Seattle's price growth has outpaced that of the nation over the past five years. In fact, if you were to examine the past five years as a whole, Seattle home prices have grown nearly twice as quickly as national rates.
In December 2019, home prices rose by 3.8% year-over-year, up from 3.5% in November. Seattle closed out 2019 by capping eight years of increasing housing prices, which are currently 59% above what they were in 2012.
Many factors are contributing to this price growth. One of the main factors has been the COVID-19 (Coronavirus) global pandemic. This outbreak has affected the economy, consumer confidence, and the stock market.

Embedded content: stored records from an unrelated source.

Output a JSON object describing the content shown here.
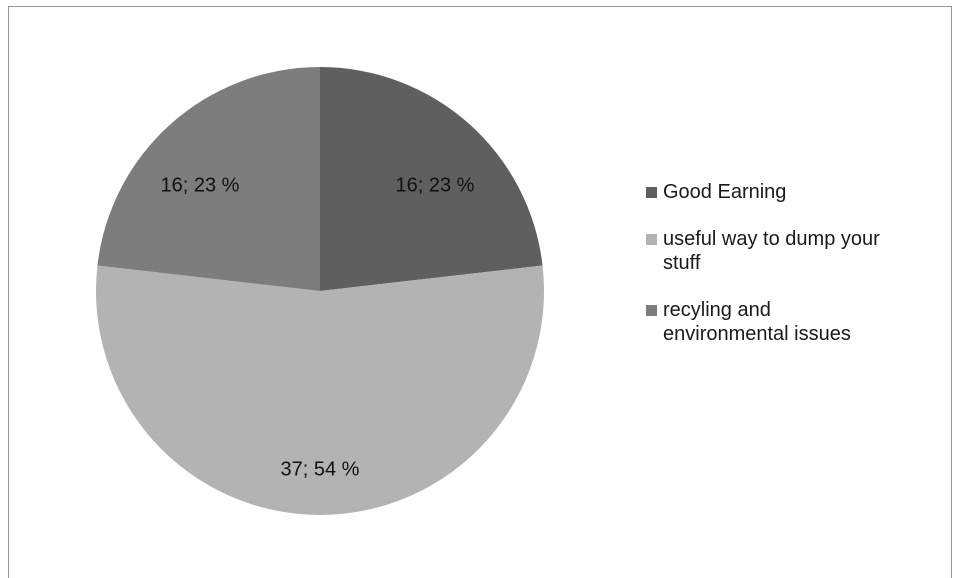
{
  "chart_data": {
    "type": "pie",
    "title": "",
    "slices": [
      {
        "name": "Good Earning",
        "value": 16,
        "percent": 23,
        "label": "16; 23 %",
        "color": "#5f5f5f"
      },
      {
        "name": "useful way to dump your stuff",
        "value": 37,
        "percent": 54,
        "label": "37; 54 %",
        "color": "#b3b3b3"
      },
      {
        "name": "recyling and environmental issues",
        "value": 16,
        "percent": 23,
        "label": "16; 23 %",
        "color": "#7d7d7d"
      }
    ],
    "legend_position": "right"
  }
}
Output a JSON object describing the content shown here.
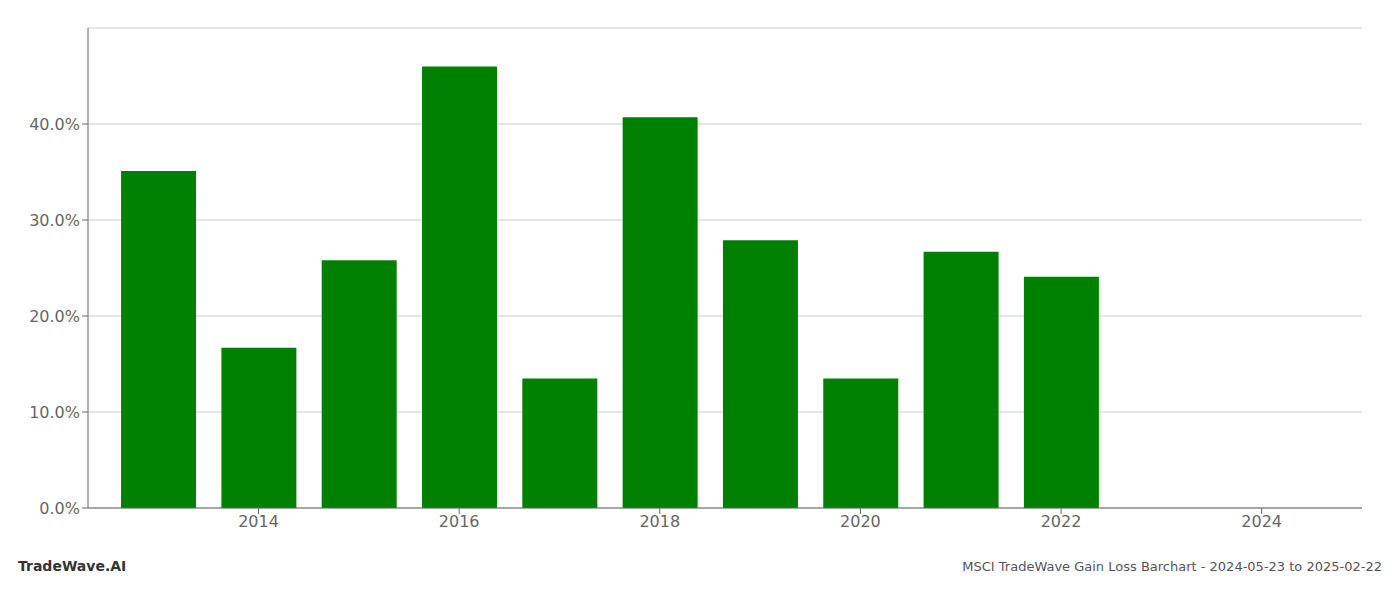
{
  "chart_data": {
    "type": "bar",
    "x": [
      2013,
      2014,
      2015,
      2016,
      2017,
      2018,
      2019,
      2020,
      2021,
      2022
    ],
    "values": [
      0.351,
      0.167,
      0.258,
      0.46,
      0.135,
      0.407,
      0.279,
      0.135,
      0.267,
      0.241
    ],
    "color": "#008000",
    "xlim": [
      2012.3,
      2025.0
    ],
    "xticks": [
      2014,
      2016,
      2018,
      2020,
      2022,
      2024
    ],
    "ylim": [
      0.0,
      0.5
    ],
    "yticks": [
      {
        "value": 0.0,
        "label": "0.0%"
      },
      {
        "value": 0.1,
        "label": "10.0%"
      },
      {
        "value": 0.2,
        "label": "20.0%"
      },
      {
        "value": 0.3,
        "label": "30.0%"
      },
      {
        "value": 0.4,
        "label": "40.0%"
      }
    ],
    "grid": true,
    "annotations": [
      "TradeWave.AI",
      "MSCI TradeWave Gain Loss Barchart - 2024-05-23 to 2025-02-22"
    ]
  }
}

Here's why mortgage rates have dropped as a result of coronavirus:
When investors start thinking the stock market is too risky—like right now—they sell their stocks and buy bonds. The higher the price of bonds, the lower the interest payment—called the yield—is relative to the price. When bond yields are lower, mortgage rates are lower, too. Low mortgage rates mean there is a surplus of people looking to buy. Combine that with a low supply of inventory and you get increased prices.
Another key factor is that the Seattle-area job market that continues to add new buyers, many of them well-paid. According to the U.S. Bureau of Labor Statistics, Seattle-area employment jumped 3.4% between December 2018 and December 2019, the second-largest increase in the nation.
Other cities across America have seen an acceleration in home prices as well, including the city with the strongest year-over-year growth: Phoenix, Arizona (at 6.5%). Close behind is Charlotte, NC (5.3%) and Tampa, Florida (5.2%).After a long stint of slow growth, It's not certain whether this recent acceleration of growth in Seattle is the end of deceleration, or if it is merely a pause in the grand scheme of things. Only time will tell!